What’s more, Bed Bath & Beyond has rotated through various executives and turnaround strategies in recent years.
Former Target executive Mark Tritton took the helm in 2019 with investor support and a bold new strategy. He withdrew coupons and merchandise from national brands in favor of Bed Bath & Beyond’s own private-label brands.
But the change alienated customers who had been loyal to big brands. The company fell behind on paying vendors, and stores didn’t have enough products to stock shelves. Tritton will step down as CEO in 2022.
Fight to avoid bankruptcy
Bed Bath & Beyond (It has been teetering on the brink of bankruptcy for months. )
In February, it managed to stave off bankruptcy by completing a complex stock offering that provided both immediate cash and a promise of more financing to pay down its debt in the future. The offering is backed by private equity group Hudson’s Bay Capital.
But Bed Bath & Beyond said last month terminated the contract He turned to the public market in a fundraising effort with Hudson’s Bay Capital for future financing.
The company is also shrinking to save money.

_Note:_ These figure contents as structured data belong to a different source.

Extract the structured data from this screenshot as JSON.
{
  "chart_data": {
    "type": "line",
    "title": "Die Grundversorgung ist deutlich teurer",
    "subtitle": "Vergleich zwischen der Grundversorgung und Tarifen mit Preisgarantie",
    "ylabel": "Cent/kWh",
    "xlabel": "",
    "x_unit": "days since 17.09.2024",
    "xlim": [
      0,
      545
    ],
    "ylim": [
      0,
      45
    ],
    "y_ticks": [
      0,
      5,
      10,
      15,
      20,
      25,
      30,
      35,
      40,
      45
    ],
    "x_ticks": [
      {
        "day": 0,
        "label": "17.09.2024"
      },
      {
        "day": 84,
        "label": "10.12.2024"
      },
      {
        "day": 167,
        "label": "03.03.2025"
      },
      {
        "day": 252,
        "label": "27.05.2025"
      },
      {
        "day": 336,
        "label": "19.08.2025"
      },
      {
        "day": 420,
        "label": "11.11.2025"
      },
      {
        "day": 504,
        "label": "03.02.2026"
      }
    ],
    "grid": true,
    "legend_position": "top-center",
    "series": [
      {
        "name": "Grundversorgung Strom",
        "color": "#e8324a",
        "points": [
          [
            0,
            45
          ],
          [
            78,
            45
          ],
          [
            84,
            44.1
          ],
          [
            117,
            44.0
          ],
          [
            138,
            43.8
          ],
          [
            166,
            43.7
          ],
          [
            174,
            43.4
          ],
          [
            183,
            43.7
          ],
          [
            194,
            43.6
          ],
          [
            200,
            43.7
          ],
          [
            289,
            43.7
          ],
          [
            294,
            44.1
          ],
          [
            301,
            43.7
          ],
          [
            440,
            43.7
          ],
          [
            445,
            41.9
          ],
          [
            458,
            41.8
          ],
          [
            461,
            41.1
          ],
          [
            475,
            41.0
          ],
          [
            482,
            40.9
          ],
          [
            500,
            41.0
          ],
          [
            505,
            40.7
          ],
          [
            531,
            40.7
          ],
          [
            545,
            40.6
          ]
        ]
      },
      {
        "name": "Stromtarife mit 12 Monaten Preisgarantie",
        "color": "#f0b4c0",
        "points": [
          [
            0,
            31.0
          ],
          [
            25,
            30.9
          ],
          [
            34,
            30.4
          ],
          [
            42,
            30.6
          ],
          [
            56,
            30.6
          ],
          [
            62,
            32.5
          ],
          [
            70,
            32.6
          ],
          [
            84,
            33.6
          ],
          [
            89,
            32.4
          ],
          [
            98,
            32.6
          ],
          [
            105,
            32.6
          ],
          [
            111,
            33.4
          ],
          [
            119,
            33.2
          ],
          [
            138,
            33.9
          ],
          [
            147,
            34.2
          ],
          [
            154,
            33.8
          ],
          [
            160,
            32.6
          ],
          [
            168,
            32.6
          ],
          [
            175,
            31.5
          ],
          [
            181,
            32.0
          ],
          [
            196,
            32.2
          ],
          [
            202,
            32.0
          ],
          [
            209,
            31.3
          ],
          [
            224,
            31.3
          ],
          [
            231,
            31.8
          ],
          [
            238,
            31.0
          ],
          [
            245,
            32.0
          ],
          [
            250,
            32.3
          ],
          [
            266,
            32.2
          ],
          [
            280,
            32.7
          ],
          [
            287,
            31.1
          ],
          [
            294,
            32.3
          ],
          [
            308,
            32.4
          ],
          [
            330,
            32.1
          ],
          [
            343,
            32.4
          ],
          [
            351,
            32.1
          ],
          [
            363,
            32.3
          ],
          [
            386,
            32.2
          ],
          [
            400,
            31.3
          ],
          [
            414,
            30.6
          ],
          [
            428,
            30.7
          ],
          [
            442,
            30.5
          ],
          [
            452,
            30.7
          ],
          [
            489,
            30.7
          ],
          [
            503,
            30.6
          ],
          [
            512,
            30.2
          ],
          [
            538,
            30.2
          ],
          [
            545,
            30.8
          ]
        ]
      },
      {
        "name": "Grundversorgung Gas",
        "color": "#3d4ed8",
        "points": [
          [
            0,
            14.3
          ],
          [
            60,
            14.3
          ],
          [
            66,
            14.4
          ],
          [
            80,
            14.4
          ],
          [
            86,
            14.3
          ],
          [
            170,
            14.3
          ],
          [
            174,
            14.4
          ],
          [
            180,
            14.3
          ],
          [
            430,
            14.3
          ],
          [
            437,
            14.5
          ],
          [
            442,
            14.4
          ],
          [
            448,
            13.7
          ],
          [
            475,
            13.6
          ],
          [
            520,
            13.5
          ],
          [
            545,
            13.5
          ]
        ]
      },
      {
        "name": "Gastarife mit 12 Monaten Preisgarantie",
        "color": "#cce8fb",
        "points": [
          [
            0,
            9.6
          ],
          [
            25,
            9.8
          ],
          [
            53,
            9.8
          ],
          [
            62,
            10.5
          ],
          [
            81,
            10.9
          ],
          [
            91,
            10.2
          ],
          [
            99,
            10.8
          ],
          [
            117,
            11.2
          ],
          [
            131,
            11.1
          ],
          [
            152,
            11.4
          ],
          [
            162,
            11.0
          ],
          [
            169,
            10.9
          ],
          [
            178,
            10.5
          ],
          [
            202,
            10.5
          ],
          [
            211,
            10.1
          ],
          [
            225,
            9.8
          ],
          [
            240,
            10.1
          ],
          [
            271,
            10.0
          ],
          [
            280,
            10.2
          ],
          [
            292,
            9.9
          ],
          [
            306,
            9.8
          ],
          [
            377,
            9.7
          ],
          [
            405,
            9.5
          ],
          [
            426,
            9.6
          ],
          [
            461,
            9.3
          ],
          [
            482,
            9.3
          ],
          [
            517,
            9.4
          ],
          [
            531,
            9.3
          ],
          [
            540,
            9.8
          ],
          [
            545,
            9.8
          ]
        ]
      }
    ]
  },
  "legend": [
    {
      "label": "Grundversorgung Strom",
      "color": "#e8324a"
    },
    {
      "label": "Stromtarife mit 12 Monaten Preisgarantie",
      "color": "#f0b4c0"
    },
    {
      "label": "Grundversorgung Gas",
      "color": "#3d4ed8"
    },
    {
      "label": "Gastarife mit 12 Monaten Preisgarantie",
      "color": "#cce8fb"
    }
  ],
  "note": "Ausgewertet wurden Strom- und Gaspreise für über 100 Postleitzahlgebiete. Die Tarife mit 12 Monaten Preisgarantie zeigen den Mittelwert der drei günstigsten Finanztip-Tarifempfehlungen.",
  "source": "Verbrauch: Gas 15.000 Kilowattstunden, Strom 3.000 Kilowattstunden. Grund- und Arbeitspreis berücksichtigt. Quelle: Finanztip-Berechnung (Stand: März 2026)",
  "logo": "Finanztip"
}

Earlier this year it said it would closer Around 400 locations, but will keep profitable stores open in key markets.
And the company tried to save money Severance not paid For some of the laid-off workers in the process of closing down shops.
Bed Bath & Beyond laid off 1,295 workers in New Jersey this month, days before a new state law kicks in that will give workers who lose their jobs severance pay — the equivalent of one week’s pay each year.
However, all these moves were not enough to keep the once-dominant chain out of bankruptcy.
And Bed Bath & Beyond is the latest retail chain to file for bankruptcy this year. Bankruptcies are piling up in the retail industry as interest rates rise and discretionary spending declines.
David Bridal, Party City, Tuesday morning, mattress manufacturer Serta Simmons and pet store retailer Independent Pet Partners have all filed for bankruptcy in recent weeks.